Dan Sindureja utusan Amangkurat II yang menyertai Tack itu, tiada siapa tahu menyelinap pergi dari tempat itu bak ditelan bumi.
Cerita terus merayap menggeremat. O, Roh Kudus, selamatkan kami dari ingatan linglung di kesiur senyap. Juga cakap nglantur melayap-layap. Tack berbisik pada Van Vliet dan Van der Meer, ”Ada hubungan rahasia apa antara Surapati dengan Sri Sunan? Orang-orang licin, pembuat onar, dan aneh. Ah, aku rasa aku mencium bau darahku sendiri. Ganjil ini!”
Van Vliet menoleh. Diam. Menatap sayu jarannya Tack. ”Yang satu serigala alas. Satunya katak kembung yang dikelilingi ular blantotan macan. Kita harus berhati-hati, Kapten! Soal darah, tiap hari kita ini mimpi diguyur darah, bukan!” tukas Van der Meer.
Ahualah, lukisan apa pula yang terboreh di sekujur para prajurit bayaran yang dipasok dari Makassar, Sumenep, dan Bali di bawah perintah Wangsanata, Mangkuyuda, dan Singabarong. Siapa pun mereka, menus-menus berjubah putih dan hitam, berudeng mlipir lancip dengan wajah kecut campur cengar-cengir tapi sekilas memancarkan aroma beku-tawar. Pesona raut yang tak mencerminkan berpihak pada siapa-siapa. Apalah yang dapat disangkakan, mereka ini berpihak pada siapa? Siapa membayar siapa? Siapa dibayar siapa? Hawa hasutan di sana-sini terasa mencangkul pikiran dan hati. Sungguh lacur dibayangkan. Hanya orang yang nyawanya terkucuri getih Kristus yang bisa melihat selubung keberpihakan mereka. Namun riwayat tersebar mencacat mereka-mereka ini berada di pihak Sri Sunan. Tapi apa yang terjadi kemudian, teracunilah si penyimak yang tak pernah terjerumus dalam muslihat riwayat bernanah ini.

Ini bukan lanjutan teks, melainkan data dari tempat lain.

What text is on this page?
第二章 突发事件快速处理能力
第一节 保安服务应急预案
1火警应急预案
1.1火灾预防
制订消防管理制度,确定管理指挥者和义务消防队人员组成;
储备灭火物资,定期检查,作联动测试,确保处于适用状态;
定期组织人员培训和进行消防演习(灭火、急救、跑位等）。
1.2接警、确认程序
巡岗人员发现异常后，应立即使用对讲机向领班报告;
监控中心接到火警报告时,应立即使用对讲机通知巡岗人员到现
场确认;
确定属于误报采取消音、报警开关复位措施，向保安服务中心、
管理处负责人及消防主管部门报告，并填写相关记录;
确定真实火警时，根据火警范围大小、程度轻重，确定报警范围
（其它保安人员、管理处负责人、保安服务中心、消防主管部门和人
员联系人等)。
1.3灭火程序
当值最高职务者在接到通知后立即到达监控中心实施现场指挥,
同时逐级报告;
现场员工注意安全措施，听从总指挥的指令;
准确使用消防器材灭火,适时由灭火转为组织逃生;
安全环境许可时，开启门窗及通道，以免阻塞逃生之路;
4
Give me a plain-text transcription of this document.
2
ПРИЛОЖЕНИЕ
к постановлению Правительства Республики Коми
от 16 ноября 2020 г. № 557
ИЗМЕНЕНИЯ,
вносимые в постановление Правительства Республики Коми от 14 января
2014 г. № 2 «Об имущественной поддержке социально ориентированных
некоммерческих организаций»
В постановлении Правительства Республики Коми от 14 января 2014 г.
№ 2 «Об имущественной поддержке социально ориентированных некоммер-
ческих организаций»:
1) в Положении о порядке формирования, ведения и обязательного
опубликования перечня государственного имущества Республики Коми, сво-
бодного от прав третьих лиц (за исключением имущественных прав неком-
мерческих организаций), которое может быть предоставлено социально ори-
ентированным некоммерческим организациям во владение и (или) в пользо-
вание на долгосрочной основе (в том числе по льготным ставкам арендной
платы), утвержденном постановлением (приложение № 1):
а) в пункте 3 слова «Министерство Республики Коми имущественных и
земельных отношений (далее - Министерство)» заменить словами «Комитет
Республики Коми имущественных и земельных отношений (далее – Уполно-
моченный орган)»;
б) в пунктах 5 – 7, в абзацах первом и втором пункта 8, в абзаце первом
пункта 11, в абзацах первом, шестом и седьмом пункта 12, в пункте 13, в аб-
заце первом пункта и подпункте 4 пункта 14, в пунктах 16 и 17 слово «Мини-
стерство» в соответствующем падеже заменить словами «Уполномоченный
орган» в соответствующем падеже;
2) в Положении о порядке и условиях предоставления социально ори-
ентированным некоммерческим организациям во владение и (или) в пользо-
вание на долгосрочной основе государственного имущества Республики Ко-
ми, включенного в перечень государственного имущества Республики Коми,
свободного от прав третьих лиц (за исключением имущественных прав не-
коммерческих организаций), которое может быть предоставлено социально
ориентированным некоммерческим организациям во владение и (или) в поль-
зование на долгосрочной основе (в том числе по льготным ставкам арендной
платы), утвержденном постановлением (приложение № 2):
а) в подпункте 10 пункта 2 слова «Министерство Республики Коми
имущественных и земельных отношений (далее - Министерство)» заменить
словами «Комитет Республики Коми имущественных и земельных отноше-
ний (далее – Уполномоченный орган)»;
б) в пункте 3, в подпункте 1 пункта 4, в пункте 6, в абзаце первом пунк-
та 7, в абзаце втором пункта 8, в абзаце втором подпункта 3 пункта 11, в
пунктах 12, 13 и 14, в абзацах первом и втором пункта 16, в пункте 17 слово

Pantaslah ditimbang-timbang. Ditelusur-teliti ulang. Diluruskan kembali dengan cermat-seksama perkara laporan-laporan yang amat membingungkan dari Letnan Anthonie Eygel. Orang ini serdadu payah, kerap mabuk, ingatannya diragukan. Memang ia satu-satunya perwira Belanda yang melarikan diri dari pembantaian di alun-alun itu, setelah disergap keterkejutan akan serdadu-serdadunya yang morat-marit meninggalkan senjata-senjata dan panji-panji. Kita tak ingin wiracarita ini kelak jadi reremah cermin pecah, bukan? Lihat pula rincian korban versi Eygel; serdadu Kompeni tewas: 79. Luka-luka ringan: 29. Luka-luka berat: 41. Prajurit Sri Sunan: 95 (cukuplah semerawut kebenaran angka ini. Sebagian dari mereka adalah orang-orang Bali, Mataram, dan Pasuruan yang bersekongkol dengan Surapati. Juga pendekar bayaran Kompeni, dan sisanya prajurit Sri Sunan sendiri. Siapa satu per satu memihak siapa tiada tahu). Keterangan ini rancu? Eygel tak kunjung memecahkan misteri siapa saja yang berkomplot dengan siapa. Tapi Eygel cuma penulis laporan ecek-ecek. Malangnya, seluruh laporannya dijadikan dokumen penting bagi VOC. Konyol dan amburadul.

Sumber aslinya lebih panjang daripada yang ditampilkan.